Target/output mismatch using SentencePieceTokenizer layer with HuggingFace dataset?

Richard_Belew · March 11, 2024, 10:55pm

I am trying to test a simple model using a SentencePieceTokenizer layer
over a (HuggingFace) dataset. But I seem unable to get the shape of
the dataset’s target to agree with the model’s output. All code
available here](https://github.com/rbelew/rikHak/blob/master/tst_240311.py)

First, I get the dataset from HF and convert it to the tensorflow
version that keras.Model.fit() expects using

trainDS = LH_dataset_HF['train'].to_tf_dataset(
        columns=["text"],
        label_cols=["answer"],
        batch_size=batch_size,
        shuffle=False,
        )

I can demonstrate the data is loaded and the SPTokenizer is working as
expected:

trainTF shape=(6, 3) answer shape=(6,)
all answers=[b'Yes' b'Yes' b'Yes' b'No' b'No' b'No']
echo1:  b'My roommate and I were feeling unwell in our basement apartment for a long ...

My model begins with a keras_nlp.tokenizers.SentencePieceTokenizer
layer, has one embedding layer, and then makes a prediction:

	Model: "functional_1"
	┏━━━━━━━━━━━━━━━━━━━━━━━━━━━━━━━━━┳━━━━━━━━━━━━━━━━━━━━━━━━┳━━━━━━━━━━━━━━━┓
	┃ Layer (type)                    ┃ Output Shape           ┃       Param # ┃
	┡━━━━━━━━━━━━━━━━━━━━━━━━━━━━━━━━━╇━━━━━━━━━━━━━━━━━━━━━━━━╇━━━━━━━━━━━━━━━┩
	│ input_layer (InputLayer)        │ (None)                 │             0 │
	├─────────────────────────────────┼────────────────────────┼───────────────┤
	│ sentence_piece_tokenizer        │ (None, 32)             │             0 │
	│ (SentencePieceTokenizer)        │                        │               │
	├─────────────────────────────────┼────────────────────────┼───────────────┤
	│ embed (Embedding)               │ (None, 32, 100)        │     1,000,000 │
	├─────────────────────────────────┼────────────────────────┼───────────────┤
	│ predictions (Dense)             │ (None, 32, 1)          │           101 │
	└─────────────────────────────────┴────────────────────────┴───────────────┘
	Total params: 1,000,101 (3.82 MB)
	Trainable params: 1,000,101 (3.82 MB)
	Non-trainable params: 0 (0.00 B)

But when I try to model.fit(trainDS) I get

ValueError: Arguments `target` and `output` must have the same rank (ndim). Received: target.shape=(None,), output.shape=(None, 32, 1)

Questions

Why is does target.shape=(None,) ?
Is the model lacking a layer mapping the predictions to the answer
strings? And/or, should the answer column be mapped to integers
instead of strings?

Package versions

torch=2.1.0.post100
torchtext=0.16.1
tensorflow=2.15.0
tensorflow_text=2.15.0
keras=3.0.5
keras_nlp=0.7.0

Richard_Belew · March 12, 2024, 7:37pm

I did an experiment using map to transform the string labels to integers:

def binaryLbl(txt,tlbl):
	return(txt,1 if tlbl=='Yes' else 0)

trainDS2 = trainDS.map(binaryLbl)

but trainDS2.element_spec() now says the label has NO shape?!

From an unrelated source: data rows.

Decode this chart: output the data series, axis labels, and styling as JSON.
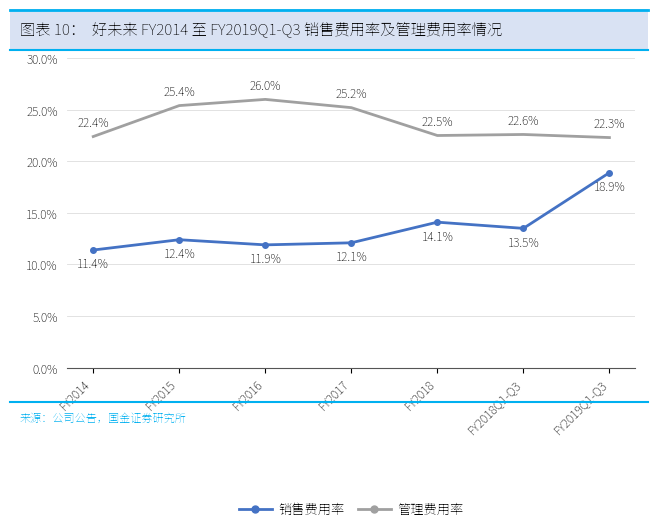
{
  "title": "图表 10：  好未来 FY2014 至 FY2019Q1-Q3 销售费用率及管理费用率情况",
  "categories": [
    "FY2014",
    "FY2015",
    "FY2016",
    "FY2017",
    "FY2018",
    "FY2018Q1-Q3",
    "FY2019Q1-Q3"
  ],
  "sales_rate": [
    11.4,
    12.4,
    11.9,
    12.1,
    14.1,
    13.5,
    18.9
  ],
  "mgmt_rate": [
    22.4,
    25.4,
    26.0,
    25.2,
    22.5,
    22.6,
    22.3
  ],
  "sales_color": "#4472C4",
  "mgmt_color": "#A0A0A0",
  "sales_label": "销售费用率",
  "mgmt_label": "管理费用率",
  "ylim": [
    0,
    30
  ],
  "yticks": [
    0.0,
    5.0,
    10.0,
    15.0,
    20.0,
    25.0,
    30.0
  ],
  "ytick_labels": [
    "0.0%",
    "5.0%",
    "10.0%",
    "15.0%",
    "20.0%",
    "25.0%",
    "30.0%"
  ],
  "title_bg_color": "#D9E2F3",
  "title_fontsize": 11,
  "source_text": "来源：公司公告，国金证券研究所",
  "source_color": "#00B0F0",
  "border_color": "#00B0F0",
  "source_fontsize": 8
}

(TensorSpec(shape=(None,), dtype=tf.string, name=None), TensorSpec(shape=(), dtype=tf.int32, name=None))

Kiran_Sai_Ramineni · March 28, 2024, 10:03am

Hi @Richard_Belew, This error occurs due to the last layer dense layer shape(output) and labels shape did not match.

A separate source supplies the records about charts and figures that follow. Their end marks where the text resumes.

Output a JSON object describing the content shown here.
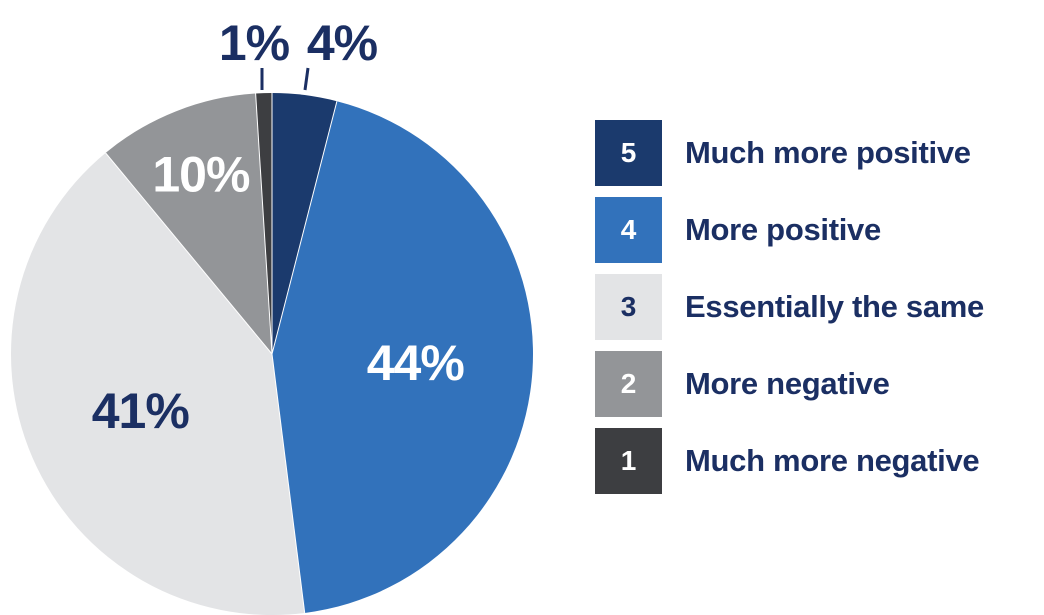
{
  "chart_data": {
    "type": "pie",
    "title": "",
    "slices": [
      {
        "code": "5",
        "label": "Much more positive",
        "value": 4,
        "display": "4%",
        "color": "#1b3a6d",
        "label_color": "#1b2f63",
        "swatch_text_color": "#ffffff"
      },
      {
        "code": "4",
        "label": "More positive",
        "value": 44,
        "display": "44%",
        "color": "#3272bb",
        "label_color": "#ffffff",
        "swatch_text_color": "#ffffff"
      },
      {
        "code": "3",
        "label": "Essentially the same",
        "value": 41,
        "display": "41%",
        "color": "#e3e4e6",
        "label_color": "#1b2f63",
        "swatch_text_color": "#1b2f63"
      },
      {
        "code": "2",
        "label": "More negative",
        "value": 10,
        "display": "10%",
        "color": "#939598",
        "label_color": "#ffffff",
        "swatch_text_color": "#ffffff"
      },
      {
        "code": "1",
        "label": "Much more negative",
        "value": 1,
        "display": "1%",
        "color": "#3d3e41",
        "label_color": "#1b2f63",
        "swatch_text_color": "#ffffff"
      }
    ],
    "legend_position": "right"
  }
}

Here the labels have shape (1,6) but the output layers have shape (None,32,1).

I have made few changes to your and was able to run the code without any error. please refer to this gist for working code example. Thank You.

Richard_Belew · March 28, 2024, 3:58pm

Fantastic @Kiran_Sai_Ramineni , thanks very much for your help on both of these!

The critical bits I’ve learned from your gist are:

using tf.where(label == "Yes", 1, 0) causes the label tensor to have “the shape of x, y, and condition broadcast together.”
then you do a second map:
trainDS = trainDS.map(lambda text, label: (text, tf.expand_dims(label, -1)))
to change the label tensor shape. Is there a reason this needs to be done separately from the first preprocessing map?
your model has extra layers, esp. layers.GlobalAveragePooling1D() (sandwiched between two Dropout layers) that is critical to getting the embedding layer down to the single unit.